There are two types of evidence that can be used to establish the credibility of the Old Testament. Internal evidence is looking within the text itself and external evidence looks at things outside of the text.
Internal Evidence of Authorship
The Old Testament book of Numbers (33:2) tells us that Moses recorded the journeys of the Israelites and he did so by the commandment of God. We read in the book of Exodus, after the battle against Amalek (17:14) that God told Moses to write for a memorial in a book.
In one of his last acts Moses finished writing the book of the law and then commanded the people to put it inside the ark of the covenant so that it would be a continued reminder to the people (Deuteronomy 31:24-26).
The Law is referred to throughout the remainder of the Old Testament. Judges 3:4, II Kings 21:8 and Malachi 4:4 are just a few places in the Old Testament that mention Moses' writings.
In addition several New Testament writers and Jesus himself support the authorship of Moses on the first five books of the bible – known as the Pentateuch. Matthew 19:7-8, Mark 12:19, Luke 20:28, Acts 3:22 and Romans 10:5 all support the authorship of Moses.
There is also internal evidence for the authenticity of the remainder of the Old Testament. In Matthew 24:15 Jesus validates the authorship of Daniel. He also gives validity of Jonah (Matthew 12:39-40) and Isaiah (Matthew 12:17-21).
External Evidence of Accuracy
Once the Old Testament had been complied it was translated into several various languages. As the years passed the original manuscripts of Moses, the various historians and prophets were used and copied so many times that they eventually disappeared.

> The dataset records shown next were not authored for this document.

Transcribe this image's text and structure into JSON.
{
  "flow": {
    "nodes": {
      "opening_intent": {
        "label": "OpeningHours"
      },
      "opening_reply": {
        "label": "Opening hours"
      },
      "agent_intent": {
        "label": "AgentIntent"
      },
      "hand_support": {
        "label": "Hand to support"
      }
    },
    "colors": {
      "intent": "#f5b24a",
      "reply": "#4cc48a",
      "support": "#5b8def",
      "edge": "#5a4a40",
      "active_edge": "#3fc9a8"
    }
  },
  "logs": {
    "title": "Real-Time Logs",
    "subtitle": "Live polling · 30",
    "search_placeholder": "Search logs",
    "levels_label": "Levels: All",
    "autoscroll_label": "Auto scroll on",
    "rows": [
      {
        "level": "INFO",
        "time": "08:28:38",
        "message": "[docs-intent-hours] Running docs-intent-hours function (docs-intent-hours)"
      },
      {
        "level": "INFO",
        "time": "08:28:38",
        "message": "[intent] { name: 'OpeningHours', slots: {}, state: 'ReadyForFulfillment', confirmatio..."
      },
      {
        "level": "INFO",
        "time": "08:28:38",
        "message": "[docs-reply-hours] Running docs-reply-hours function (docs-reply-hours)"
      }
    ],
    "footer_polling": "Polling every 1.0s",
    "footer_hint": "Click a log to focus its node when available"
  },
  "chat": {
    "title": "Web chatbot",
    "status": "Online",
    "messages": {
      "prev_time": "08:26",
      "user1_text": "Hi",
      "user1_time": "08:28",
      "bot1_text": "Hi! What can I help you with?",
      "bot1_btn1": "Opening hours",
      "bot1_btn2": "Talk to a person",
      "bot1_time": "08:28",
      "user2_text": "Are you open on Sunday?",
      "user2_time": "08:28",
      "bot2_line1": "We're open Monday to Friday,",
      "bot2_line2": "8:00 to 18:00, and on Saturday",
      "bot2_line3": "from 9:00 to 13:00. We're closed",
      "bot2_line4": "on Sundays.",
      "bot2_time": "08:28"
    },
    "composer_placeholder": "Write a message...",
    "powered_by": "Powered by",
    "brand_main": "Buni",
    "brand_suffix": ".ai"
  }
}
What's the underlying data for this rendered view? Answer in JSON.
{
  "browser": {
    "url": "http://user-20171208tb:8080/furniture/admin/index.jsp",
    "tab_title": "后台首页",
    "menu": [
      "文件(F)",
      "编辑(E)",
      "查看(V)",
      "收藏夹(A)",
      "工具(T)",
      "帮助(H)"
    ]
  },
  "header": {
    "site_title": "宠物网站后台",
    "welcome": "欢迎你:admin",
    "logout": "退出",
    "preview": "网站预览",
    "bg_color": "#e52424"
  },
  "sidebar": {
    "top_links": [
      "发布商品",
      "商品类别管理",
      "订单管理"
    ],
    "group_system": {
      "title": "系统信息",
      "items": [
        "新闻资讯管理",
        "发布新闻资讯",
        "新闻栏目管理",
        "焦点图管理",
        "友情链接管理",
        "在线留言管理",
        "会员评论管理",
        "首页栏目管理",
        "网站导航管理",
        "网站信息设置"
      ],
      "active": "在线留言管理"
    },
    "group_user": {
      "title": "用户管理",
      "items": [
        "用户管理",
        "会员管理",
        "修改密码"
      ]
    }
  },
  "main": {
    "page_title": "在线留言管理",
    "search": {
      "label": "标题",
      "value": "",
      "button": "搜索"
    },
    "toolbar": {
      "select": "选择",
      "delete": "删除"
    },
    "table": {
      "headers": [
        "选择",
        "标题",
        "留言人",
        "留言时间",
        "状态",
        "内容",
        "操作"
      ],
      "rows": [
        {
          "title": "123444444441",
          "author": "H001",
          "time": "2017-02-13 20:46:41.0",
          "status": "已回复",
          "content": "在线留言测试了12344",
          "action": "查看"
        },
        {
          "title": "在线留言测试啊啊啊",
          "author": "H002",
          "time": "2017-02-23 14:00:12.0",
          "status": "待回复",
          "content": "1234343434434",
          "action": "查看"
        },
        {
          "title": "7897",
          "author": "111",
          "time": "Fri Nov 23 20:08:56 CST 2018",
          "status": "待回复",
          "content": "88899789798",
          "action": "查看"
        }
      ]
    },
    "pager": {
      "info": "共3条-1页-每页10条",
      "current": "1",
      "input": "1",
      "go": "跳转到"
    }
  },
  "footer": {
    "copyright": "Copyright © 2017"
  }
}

Scribes would use ingenious means to guarantee the accuracy of the scroll they were copying. Each scroll contained a count of the number of letters, the number of words, the number of lines, even such significant facts as the middle word or letter. When a copy was made the letters, words, and lines would be counted and double checked against the original. If a difference existed, the entire copy would be checked until the error was located and immediately corrected. If a scroll contained more than the allowed minimum errors it would be destroyed.
In 1947, a revolutionary discovery was made. The Dead Sea scrolls, in the caves at Qumran, were discovered by a shepherd boy. This discovery would yield over 40,000 fragments representing hundreds of scrolls and included every book of the Old Testament except Esther. Some of the fragments represented scrolls that had been written 150 years before Christ, more than a thousand years older than any previously known manuscripts.
Careful examination and comparison of the Qumran scrolls with existing medieval manuscripts revealed a consistency in textual integrity which was unbelievable. There was little noticeable difference between the texts written in 150 B.C. and those written in A.D. 800-900. This evidence supports the accurate preservation of the text.